Sungguh Allah telah memperingatkan kita agar kita tidak meninggalkan anak keturunan kita dalam kondisi yang lemah. Lemah imunitasnya sehingga tidak memiliki filter yang benar untuk menyaring pemikiran-pemikiran, perilaku serta tayangan-tayangan yang merusak.
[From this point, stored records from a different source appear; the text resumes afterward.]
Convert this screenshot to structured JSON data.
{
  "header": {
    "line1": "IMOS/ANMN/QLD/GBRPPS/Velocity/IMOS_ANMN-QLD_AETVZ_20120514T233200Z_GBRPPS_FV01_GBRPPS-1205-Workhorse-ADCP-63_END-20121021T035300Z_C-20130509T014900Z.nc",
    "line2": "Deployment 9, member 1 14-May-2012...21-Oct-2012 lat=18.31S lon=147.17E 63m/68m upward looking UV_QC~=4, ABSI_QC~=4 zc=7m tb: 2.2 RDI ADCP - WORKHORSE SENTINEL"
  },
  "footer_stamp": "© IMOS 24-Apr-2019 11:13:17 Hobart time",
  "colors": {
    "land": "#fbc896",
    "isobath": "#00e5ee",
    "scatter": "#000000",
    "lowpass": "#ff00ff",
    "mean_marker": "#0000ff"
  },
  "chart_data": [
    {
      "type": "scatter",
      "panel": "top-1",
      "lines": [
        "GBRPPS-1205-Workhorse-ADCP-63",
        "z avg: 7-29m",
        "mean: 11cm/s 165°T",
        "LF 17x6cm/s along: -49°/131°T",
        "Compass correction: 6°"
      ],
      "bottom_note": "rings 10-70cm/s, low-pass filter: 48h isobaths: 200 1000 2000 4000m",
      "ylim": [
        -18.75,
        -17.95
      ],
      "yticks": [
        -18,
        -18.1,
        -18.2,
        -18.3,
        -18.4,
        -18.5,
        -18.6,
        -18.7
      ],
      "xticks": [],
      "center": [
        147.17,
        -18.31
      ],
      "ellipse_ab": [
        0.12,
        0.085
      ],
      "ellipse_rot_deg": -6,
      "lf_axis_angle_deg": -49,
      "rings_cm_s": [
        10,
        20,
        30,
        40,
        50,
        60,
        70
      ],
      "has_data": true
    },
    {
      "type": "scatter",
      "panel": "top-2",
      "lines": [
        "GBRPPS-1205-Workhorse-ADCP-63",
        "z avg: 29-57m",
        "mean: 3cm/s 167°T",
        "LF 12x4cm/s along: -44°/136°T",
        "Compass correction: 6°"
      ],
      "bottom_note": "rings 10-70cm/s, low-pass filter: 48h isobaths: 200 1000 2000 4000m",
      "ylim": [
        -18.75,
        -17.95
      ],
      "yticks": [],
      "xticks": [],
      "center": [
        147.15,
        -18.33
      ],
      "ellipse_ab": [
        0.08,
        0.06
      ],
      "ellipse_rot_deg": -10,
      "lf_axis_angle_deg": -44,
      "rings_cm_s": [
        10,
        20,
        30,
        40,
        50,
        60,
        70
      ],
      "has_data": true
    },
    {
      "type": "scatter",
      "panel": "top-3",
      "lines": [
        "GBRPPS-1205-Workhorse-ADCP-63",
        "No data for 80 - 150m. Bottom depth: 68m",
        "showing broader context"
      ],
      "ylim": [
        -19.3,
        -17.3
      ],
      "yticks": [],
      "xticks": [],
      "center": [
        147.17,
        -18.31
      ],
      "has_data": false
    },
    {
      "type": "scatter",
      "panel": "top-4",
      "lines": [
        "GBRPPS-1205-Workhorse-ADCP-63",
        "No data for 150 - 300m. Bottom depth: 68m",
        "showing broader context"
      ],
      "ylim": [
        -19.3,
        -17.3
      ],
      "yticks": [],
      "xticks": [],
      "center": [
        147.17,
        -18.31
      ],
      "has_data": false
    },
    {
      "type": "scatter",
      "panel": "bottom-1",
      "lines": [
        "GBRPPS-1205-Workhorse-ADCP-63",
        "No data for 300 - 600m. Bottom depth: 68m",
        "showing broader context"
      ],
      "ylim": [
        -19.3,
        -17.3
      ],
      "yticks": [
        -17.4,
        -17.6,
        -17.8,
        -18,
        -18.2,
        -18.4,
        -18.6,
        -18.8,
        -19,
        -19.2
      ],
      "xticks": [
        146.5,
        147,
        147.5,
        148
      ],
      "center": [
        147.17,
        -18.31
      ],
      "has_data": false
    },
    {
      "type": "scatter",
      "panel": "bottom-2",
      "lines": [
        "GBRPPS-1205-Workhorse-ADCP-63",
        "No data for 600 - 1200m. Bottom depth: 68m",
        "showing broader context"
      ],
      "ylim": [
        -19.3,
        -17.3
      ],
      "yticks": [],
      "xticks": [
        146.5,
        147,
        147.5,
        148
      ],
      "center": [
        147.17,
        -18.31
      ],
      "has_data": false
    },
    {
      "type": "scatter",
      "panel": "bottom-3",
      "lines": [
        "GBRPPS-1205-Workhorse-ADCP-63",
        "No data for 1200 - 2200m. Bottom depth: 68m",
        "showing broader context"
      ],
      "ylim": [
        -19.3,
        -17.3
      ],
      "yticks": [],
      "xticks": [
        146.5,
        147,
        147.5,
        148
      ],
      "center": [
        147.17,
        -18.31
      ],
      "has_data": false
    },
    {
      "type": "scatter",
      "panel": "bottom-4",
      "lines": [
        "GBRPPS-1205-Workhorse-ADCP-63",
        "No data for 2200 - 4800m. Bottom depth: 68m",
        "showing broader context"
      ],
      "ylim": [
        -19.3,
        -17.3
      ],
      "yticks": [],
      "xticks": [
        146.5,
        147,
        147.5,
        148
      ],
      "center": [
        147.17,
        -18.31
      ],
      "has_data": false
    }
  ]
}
_“Dan hendaklah takut (kepada Allah) orang-orang yang sekiranya mereka meninggalkan keturunan yang lemah di belakang mereka yang mereka khawatir terhadapnya. Oleh sebab itu, hendaklah mereka bertakwa kepada Allah, dan hendaklah mereka berbicara dengan tutur kata yang benar.” (QS. An Nisa’ : 9)_

Semoga kita semua diberikan kekuatan oleh Allah untuk memberikan pendidikan terbaik bagi anak kita dan anak-anak generasi kita agar menjadi khoiru ummah. Sembari terus berjuang untuk mewujudkan tata kehidupan yang kondusif yang berlandaskan syariah islam kafah. Wallahu 'alam bishawab.